Thomas Amos Boyce (b.1846-d.1914) was recorded in census as wood turner (1881), joiner (1891) & Tunbridge ware maker (1901 & 1911). James Brown (b.1844-d.1922) was recorded in census 1871-1911 as Tunbridge ware maker. It has not been possible to identify further details for the third partners, Alfred Kemp. Their workshops in Camden Road aimed their manufactures in the main to retail shops in Tunbridge Wells, with direct sales of finer wares forming a small element in their trade, and thus they did not identify most of their productions. An exception is a cabinet designed for cigar storage, with eight drawers, the top face of each with an oval stamp, applied in magenta, to identify Boyce, Brown and Kemp as the manufacturers. 

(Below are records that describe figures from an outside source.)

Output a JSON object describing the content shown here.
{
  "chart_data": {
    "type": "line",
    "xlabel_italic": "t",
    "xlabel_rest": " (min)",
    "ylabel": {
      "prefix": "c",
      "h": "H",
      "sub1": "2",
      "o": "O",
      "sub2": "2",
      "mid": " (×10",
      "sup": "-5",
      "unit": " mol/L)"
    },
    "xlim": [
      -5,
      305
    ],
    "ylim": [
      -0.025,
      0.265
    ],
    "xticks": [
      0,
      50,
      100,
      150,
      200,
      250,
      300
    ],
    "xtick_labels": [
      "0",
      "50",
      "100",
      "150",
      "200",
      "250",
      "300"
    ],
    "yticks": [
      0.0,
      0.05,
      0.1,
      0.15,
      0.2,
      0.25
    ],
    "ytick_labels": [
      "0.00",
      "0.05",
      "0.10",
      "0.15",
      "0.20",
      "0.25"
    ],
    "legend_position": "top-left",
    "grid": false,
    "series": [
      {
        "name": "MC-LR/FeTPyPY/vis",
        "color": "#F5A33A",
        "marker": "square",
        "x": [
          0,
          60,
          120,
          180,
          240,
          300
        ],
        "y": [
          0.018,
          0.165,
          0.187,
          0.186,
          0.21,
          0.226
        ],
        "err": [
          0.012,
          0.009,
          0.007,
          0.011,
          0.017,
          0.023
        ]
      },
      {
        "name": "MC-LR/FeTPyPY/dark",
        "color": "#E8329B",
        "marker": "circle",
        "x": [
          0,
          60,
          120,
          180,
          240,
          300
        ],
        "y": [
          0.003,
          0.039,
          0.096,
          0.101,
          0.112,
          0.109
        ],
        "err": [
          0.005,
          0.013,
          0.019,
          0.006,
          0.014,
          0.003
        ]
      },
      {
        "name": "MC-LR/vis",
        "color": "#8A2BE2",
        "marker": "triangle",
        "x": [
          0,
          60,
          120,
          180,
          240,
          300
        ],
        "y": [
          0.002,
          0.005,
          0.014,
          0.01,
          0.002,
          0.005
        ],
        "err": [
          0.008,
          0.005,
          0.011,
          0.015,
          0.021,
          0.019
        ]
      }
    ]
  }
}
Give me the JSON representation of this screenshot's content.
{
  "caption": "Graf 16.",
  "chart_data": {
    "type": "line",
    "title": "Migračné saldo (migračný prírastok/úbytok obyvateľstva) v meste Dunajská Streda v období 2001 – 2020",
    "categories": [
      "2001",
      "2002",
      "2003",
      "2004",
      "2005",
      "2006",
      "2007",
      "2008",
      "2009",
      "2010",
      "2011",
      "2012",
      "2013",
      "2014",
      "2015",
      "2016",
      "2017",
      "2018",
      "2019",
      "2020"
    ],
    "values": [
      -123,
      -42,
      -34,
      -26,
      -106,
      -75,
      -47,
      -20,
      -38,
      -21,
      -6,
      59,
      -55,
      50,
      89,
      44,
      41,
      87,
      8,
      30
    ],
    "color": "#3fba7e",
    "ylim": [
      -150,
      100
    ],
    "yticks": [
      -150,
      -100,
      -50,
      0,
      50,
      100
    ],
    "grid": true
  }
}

The general range of products: glove and handkerchief boxes, tea caddies and chests, pin cushions, paper knives etc., are unlabelled unless the retailer chose to mark them. Many of the Hollamby designs and veneers were used and initially goods were sold to the trade by Hollamby; although it was reported that in February 1890 a visitor to the Camden Road premises were shown mosaic depictions of Eridge Castle, Battle Abbey, Hever Castle, Tonbridge Castle, Penshurst Place and the Pantiles, Tunbridge Wells. 

Hollamby’s workshop suffered fire damage in 1891 and Boyce, Brown & Kemp purchased the residual stock. The number of workmen employed in Camden Road was only eleven in 1910 and with the onset of World War I was to fall further. In 1916 the business was taken over by John Thomas Ellis, of Porter’s Bazaar, the Pantiles, who was one of the partnership’s customers and in 1923 by David H. E. King Ltd.